Alright, so I felt inspired to try a recipe I saw on the Amazing Ribs website. I pulled the first of three brisket cuts out of the brine marinade two days ago and chopped it into smaller pieces that I could then feed into my meat grinder to make burgers out of. I then grilled them and made corned beef burgers out of them.
So, after 9 days in the brine, I pulled out a brisket that weighed 4.7 lbs and cut it into about 2 inch cubes and froze it for about 20 minutes. Then I got it out of the freezer and it was just a bit too big and not quite frozen enough so I cut it into about 1 inch cubes and froze it for another 20 minutes. Then I got it out - again - and ran it through my Kitchenaid meat grinder. I then made patties out of the meat and froze 2/3 of it and the rest I put in the refrigerator. The next night, I got a fire going hot with B&B charcoal in my
weber kettle and dumped the coals on one side of the grill and put a chunk of hickory wood on top and let it get going a bit. After about 15 minutes, I put two of the patties on the grill over indirect heat, being sure that the smoke vent was over my food and would flow that way. I grilled them about 12 minutes, flipping them twice and I then checked the temp (it was about 125 I think), I then moved them over direct heat for two minutes per side (4 minutes total). Then I took them off the grill and checked the temp. It 140 - 14.
Then I assembled the sandwiches / burgers like Reubens...with swiss cheese, sauerkraut, thousand island dressing, and corned beef burgers on pumpernickel. I plated them with homemade potato latkes and a pickle.

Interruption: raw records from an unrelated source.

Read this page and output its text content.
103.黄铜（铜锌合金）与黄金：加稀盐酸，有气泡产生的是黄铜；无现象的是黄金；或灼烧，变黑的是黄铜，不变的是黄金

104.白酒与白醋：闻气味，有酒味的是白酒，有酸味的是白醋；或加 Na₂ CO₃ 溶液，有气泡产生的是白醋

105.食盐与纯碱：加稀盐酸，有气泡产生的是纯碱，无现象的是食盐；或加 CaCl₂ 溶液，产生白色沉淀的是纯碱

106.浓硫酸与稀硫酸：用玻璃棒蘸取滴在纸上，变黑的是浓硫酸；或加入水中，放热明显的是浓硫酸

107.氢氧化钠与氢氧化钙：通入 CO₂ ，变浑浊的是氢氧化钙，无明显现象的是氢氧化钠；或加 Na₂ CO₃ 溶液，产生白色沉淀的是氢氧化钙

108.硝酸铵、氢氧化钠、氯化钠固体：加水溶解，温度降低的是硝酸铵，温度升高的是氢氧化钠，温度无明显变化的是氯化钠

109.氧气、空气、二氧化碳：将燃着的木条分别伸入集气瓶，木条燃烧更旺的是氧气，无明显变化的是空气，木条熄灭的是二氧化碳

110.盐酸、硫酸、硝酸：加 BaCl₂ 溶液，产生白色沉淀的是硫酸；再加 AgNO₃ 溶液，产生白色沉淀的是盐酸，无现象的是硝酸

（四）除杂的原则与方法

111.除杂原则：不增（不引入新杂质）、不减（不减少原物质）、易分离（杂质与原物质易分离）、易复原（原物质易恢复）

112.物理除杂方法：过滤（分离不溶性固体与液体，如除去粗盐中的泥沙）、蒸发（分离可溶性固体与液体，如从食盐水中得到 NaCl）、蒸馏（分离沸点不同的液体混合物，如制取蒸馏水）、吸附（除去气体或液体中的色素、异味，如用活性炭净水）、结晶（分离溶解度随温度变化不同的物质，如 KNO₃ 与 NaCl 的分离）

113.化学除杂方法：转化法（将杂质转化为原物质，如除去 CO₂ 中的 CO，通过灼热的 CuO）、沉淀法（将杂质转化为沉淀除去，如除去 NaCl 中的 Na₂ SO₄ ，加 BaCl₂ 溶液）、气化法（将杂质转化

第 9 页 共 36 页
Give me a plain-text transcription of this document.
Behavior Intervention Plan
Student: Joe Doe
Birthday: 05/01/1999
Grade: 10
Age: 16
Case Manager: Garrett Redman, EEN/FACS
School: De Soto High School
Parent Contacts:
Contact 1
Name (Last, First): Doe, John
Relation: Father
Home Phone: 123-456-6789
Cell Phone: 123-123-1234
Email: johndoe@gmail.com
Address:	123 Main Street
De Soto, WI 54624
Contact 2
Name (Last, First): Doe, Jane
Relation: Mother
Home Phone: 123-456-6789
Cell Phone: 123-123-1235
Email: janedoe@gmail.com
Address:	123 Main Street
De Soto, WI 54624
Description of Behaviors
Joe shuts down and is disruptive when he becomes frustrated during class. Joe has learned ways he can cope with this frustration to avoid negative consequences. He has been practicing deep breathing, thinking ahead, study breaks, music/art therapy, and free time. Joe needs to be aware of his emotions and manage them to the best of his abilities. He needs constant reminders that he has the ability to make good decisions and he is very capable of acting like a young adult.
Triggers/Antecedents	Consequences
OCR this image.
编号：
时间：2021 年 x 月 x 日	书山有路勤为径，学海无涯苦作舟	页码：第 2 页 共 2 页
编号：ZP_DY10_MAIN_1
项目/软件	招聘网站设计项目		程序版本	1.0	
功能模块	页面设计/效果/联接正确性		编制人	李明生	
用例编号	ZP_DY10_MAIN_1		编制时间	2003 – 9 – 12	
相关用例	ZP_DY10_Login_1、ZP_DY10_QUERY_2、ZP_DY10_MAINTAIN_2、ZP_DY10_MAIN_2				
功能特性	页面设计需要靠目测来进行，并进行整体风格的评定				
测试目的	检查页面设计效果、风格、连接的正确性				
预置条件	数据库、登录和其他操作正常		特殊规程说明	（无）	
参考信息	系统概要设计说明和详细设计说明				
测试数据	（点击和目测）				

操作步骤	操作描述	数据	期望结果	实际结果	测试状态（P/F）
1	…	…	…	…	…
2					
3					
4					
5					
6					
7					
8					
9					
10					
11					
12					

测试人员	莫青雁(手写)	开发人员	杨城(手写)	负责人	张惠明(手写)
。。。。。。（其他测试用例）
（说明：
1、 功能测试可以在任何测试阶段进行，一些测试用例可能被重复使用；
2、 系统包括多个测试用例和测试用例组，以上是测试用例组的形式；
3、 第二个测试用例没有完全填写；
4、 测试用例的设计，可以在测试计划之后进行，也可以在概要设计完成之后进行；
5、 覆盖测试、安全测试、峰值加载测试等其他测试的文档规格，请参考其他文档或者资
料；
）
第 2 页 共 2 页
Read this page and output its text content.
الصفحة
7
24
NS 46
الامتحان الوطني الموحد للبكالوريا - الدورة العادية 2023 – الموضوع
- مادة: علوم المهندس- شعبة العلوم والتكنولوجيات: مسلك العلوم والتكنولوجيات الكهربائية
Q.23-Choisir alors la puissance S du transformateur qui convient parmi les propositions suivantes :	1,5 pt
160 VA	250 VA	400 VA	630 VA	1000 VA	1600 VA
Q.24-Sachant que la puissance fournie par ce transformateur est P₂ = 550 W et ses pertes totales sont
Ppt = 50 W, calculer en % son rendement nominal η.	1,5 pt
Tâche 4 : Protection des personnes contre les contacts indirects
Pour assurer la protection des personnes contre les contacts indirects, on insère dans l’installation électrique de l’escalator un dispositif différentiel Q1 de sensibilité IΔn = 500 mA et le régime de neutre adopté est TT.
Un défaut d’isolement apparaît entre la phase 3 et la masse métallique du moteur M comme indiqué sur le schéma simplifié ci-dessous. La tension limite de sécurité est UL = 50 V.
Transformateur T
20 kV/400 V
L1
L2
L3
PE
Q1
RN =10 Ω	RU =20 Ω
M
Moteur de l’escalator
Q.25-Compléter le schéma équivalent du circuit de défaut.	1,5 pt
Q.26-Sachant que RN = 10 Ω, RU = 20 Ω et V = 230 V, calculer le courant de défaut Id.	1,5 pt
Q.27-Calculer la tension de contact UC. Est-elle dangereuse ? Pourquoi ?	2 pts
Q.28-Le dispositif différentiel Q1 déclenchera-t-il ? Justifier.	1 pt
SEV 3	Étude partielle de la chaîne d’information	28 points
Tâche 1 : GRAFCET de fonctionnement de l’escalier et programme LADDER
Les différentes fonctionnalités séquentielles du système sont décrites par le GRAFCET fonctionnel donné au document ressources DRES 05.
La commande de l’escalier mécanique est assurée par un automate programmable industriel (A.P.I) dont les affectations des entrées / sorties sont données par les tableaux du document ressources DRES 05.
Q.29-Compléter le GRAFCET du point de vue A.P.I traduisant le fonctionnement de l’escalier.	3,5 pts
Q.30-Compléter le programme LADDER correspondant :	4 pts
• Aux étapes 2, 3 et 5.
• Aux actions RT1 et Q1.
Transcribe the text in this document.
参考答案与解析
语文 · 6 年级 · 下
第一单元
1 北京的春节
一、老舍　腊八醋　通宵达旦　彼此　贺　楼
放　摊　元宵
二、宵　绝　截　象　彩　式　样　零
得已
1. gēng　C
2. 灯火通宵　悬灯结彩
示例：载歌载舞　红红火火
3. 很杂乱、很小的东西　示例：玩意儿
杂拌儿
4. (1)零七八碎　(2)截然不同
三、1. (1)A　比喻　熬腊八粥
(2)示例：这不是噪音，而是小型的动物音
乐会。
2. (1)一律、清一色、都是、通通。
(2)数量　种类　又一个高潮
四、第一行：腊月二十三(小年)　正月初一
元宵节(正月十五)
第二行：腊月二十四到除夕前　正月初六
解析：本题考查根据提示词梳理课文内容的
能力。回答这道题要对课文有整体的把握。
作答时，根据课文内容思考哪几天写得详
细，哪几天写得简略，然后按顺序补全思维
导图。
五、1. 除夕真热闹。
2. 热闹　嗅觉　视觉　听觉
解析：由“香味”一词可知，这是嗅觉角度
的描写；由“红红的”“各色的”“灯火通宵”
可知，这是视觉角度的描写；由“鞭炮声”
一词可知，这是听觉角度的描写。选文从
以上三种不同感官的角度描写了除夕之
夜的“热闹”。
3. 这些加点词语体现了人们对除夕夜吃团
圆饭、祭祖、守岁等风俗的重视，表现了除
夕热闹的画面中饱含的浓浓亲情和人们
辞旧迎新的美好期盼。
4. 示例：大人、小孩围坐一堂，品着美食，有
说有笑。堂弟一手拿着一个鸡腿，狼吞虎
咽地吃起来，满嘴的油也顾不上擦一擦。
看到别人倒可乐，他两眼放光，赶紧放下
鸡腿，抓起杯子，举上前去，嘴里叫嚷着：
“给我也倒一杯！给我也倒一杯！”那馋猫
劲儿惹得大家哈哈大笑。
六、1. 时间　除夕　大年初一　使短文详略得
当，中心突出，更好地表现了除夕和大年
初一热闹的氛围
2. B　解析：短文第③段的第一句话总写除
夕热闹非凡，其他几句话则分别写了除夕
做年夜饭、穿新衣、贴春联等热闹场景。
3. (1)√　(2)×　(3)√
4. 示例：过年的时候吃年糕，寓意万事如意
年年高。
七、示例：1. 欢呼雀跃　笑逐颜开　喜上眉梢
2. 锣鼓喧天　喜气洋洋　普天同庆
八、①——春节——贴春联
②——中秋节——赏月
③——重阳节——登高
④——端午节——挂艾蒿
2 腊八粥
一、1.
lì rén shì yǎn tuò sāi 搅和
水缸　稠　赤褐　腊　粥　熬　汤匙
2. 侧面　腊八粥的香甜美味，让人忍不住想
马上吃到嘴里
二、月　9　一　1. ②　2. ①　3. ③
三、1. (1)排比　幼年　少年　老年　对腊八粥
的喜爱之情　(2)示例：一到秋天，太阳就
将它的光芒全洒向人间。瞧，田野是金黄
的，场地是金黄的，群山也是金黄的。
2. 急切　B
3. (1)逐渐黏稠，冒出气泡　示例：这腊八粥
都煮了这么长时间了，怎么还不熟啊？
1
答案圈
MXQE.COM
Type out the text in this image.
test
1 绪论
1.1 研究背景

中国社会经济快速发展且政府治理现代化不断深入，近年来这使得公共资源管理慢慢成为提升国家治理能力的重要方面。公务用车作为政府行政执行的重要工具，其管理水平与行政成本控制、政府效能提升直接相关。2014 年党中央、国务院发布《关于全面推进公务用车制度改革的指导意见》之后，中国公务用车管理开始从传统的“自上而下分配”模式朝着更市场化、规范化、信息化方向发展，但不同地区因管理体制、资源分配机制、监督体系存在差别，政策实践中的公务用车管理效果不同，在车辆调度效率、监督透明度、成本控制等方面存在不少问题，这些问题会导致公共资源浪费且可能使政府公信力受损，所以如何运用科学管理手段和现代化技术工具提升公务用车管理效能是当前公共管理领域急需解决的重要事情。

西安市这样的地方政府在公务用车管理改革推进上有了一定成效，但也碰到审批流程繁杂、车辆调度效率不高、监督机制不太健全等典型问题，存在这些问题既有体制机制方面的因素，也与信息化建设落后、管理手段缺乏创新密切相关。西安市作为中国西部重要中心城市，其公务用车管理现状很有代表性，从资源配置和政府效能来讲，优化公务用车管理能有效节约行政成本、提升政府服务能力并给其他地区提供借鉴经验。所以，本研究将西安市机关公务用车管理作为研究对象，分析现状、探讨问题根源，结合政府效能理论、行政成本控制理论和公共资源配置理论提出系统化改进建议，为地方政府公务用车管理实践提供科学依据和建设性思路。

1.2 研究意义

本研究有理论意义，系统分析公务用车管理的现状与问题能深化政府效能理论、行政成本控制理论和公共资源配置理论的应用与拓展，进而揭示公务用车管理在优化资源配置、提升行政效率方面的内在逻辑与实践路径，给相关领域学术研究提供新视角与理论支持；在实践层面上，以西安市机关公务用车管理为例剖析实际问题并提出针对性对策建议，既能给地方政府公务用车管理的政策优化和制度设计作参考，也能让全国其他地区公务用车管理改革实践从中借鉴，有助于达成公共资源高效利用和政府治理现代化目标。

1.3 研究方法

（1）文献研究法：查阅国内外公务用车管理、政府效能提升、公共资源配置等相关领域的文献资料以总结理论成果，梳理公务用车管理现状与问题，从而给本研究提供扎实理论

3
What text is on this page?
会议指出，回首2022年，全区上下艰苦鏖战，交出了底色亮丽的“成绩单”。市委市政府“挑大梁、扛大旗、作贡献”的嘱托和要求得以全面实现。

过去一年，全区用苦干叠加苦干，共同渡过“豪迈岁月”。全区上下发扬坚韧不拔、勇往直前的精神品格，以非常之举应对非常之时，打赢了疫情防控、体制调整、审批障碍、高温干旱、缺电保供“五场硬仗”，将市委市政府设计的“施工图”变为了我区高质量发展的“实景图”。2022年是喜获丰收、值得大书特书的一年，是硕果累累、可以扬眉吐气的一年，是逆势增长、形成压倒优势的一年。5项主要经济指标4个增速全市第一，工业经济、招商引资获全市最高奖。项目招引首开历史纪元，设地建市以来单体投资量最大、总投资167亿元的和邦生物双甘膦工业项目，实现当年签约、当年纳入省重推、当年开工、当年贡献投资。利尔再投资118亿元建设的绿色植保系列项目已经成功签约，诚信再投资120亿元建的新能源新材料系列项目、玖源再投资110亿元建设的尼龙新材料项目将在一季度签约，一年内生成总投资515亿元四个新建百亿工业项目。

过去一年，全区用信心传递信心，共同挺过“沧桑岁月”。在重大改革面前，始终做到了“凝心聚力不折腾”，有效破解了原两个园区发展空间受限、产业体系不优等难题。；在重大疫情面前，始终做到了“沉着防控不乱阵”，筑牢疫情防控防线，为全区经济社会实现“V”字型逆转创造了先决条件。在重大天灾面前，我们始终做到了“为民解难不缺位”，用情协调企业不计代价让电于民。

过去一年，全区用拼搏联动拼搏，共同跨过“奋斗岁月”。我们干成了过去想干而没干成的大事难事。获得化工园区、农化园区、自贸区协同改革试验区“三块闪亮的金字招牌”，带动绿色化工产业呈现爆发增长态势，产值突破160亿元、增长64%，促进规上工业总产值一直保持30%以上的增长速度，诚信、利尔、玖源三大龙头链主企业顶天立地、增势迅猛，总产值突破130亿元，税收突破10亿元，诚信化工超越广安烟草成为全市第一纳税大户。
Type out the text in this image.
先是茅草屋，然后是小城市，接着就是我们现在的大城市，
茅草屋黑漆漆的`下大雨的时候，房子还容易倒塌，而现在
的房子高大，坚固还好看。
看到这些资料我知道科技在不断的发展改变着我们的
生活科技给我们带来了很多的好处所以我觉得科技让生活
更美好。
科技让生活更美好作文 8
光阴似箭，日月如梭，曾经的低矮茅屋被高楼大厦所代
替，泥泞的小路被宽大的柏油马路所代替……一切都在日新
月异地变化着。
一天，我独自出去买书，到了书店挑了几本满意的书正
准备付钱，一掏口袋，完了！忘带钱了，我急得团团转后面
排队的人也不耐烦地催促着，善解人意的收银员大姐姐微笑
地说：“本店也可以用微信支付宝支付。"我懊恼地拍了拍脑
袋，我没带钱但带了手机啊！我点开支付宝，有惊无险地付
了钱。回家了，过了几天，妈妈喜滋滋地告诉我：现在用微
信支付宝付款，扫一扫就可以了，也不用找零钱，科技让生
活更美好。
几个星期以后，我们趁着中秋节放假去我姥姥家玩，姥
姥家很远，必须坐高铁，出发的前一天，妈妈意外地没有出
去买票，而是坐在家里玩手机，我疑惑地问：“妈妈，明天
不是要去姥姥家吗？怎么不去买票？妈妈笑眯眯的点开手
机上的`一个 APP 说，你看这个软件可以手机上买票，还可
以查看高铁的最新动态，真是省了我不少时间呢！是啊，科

I'd give the finished product a rating of about 4.5 stars out of 5. My wife thought they were awesome...I'd have to admit though, I got Covid about 3 months ago and my taste has been off a bit since then, so maybe that's why I gave them 4.5 stars.
The Corned Beef flavor was mild, I thought. I still have two briskets, one point and one flat section in the brine. I plan to get them out tomorrow and I plan to smoke the point for pastrami and to freeze the other brisket for a traditional corned beef brisket with cabbage...any thoughts or experience with freezing a corned beef brisket would be appreciated. Oh, and I would say that Steve H's comment above made me think about brining them longer than I originally planned. I'm glad I did. I will post more results after I cook the rest.